Many regulations and traditions forcefully imposed on Muslim women in Afghanistan, in Middle-Eastern countries and elsewhere (including Indonesia, which has the world's largest Muslim population) were not based on the Koran.

"They (the regulations) are not Islamic at all. Unfortunately, most of us did not know about this and did not have courage to fight for our own rights," she said.

"I have to take up this difficult struggle because there have been so many injustices against women in the name of my religion. This misuse of religion is one of the reasons why Islam has been completely misunderstood by the West and its people," she said.

To eliminate this continuing misperception and misunderstanding requires drastic reform from within Islamic society. "We cannot expect people (in the West) to change. We should make a change from inside, especially with regard to men in Islamic society," Galiani said.

First, it is the duty of Islamic leaders to make men understand the true teaching of Islam. The Prophet Muhammad always treated women with dignity and equally.

"Do Muslim families educate their girls? Do husbands respect and treat their wives properly? Do women have their voices heard in the family and society? "These are some questions that should be in the mind of every Muslim man," she said.

Under the present government, Afghanistan has just approved a new constitution that promotes women's rights, human rights and democracy. Galiani was one of its architects.

"We are trying to adopt this beautiful constitution within the formal school curriculum and to persuade the government incorporate it into its policies," she maintained. Galiani added she was encouraged to see the improvement of women's status in her country.

"This situation has not yet become the norm. But after going through decades of living in `hell,' women are now beginning to see opportunities and to have real hope," she expressed.

There were currently many women in the government, in parliament and in the business, education, medical and scientific fields, something impossible under the Taliban regime.

"Can you believe that Afghanistan made higher education available for women in the l920s? We had women in parliament in the l960s and women and men had equal pay for the same job, at a time that Western women were still fighting for it. That all went after the war, she exclaimed.
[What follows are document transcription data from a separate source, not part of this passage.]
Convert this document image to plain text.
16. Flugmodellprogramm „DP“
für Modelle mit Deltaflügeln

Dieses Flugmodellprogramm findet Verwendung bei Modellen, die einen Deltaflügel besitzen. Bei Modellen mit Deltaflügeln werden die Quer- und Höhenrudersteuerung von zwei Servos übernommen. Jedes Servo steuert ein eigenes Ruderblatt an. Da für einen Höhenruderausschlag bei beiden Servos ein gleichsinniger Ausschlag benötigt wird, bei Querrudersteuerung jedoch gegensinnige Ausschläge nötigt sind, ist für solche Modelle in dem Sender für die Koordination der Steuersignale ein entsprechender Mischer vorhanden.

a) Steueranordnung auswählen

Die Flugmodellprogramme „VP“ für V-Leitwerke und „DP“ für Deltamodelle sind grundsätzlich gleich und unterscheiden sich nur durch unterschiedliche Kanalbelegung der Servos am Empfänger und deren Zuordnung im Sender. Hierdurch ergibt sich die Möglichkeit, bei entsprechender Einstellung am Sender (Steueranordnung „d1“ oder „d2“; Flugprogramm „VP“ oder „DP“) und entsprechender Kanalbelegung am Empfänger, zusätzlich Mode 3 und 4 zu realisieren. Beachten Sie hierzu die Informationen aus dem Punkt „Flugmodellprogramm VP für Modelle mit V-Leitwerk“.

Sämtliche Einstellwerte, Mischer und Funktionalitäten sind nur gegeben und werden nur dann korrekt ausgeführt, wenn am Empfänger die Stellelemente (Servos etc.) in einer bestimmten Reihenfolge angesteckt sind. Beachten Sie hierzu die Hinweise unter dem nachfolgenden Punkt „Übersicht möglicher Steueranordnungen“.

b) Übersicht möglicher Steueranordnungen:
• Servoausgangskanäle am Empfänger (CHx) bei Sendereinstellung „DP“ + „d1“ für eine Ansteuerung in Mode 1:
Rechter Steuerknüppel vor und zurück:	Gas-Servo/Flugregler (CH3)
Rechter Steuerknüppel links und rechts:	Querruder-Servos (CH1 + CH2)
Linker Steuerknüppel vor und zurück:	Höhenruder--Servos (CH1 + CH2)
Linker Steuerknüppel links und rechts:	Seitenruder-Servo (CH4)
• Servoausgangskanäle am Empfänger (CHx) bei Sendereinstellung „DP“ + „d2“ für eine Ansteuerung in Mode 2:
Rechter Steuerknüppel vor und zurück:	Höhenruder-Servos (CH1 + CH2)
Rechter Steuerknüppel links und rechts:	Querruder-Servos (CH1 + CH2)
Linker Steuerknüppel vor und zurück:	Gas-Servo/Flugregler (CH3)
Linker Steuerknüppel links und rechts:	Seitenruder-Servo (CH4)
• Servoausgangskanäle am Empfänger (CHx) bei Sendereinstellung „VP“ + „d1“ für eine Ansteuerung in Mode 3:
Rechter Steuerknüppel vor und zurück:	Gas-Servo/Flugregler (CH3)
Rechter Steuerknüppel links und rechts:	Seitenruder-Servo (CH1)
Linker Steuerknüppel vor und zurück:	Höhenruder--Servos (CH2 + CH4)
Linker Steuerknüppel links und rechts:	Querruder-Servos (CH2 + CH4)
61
Galiani's contribution was chronicled in a documentary titled Peace by Peace: Women on the Frontlines. Fully supported by her husband, Professor Anwar Ahady, Galiani has appeared extensively in the Western media and world stage to articulate women's rights in the Muslim world.

"I call on Muslim women everywhere in the world to get up and stand up for their rights. We must tell the world that we are open-minded and tolerant, and that we must be respected," she said, determinedly.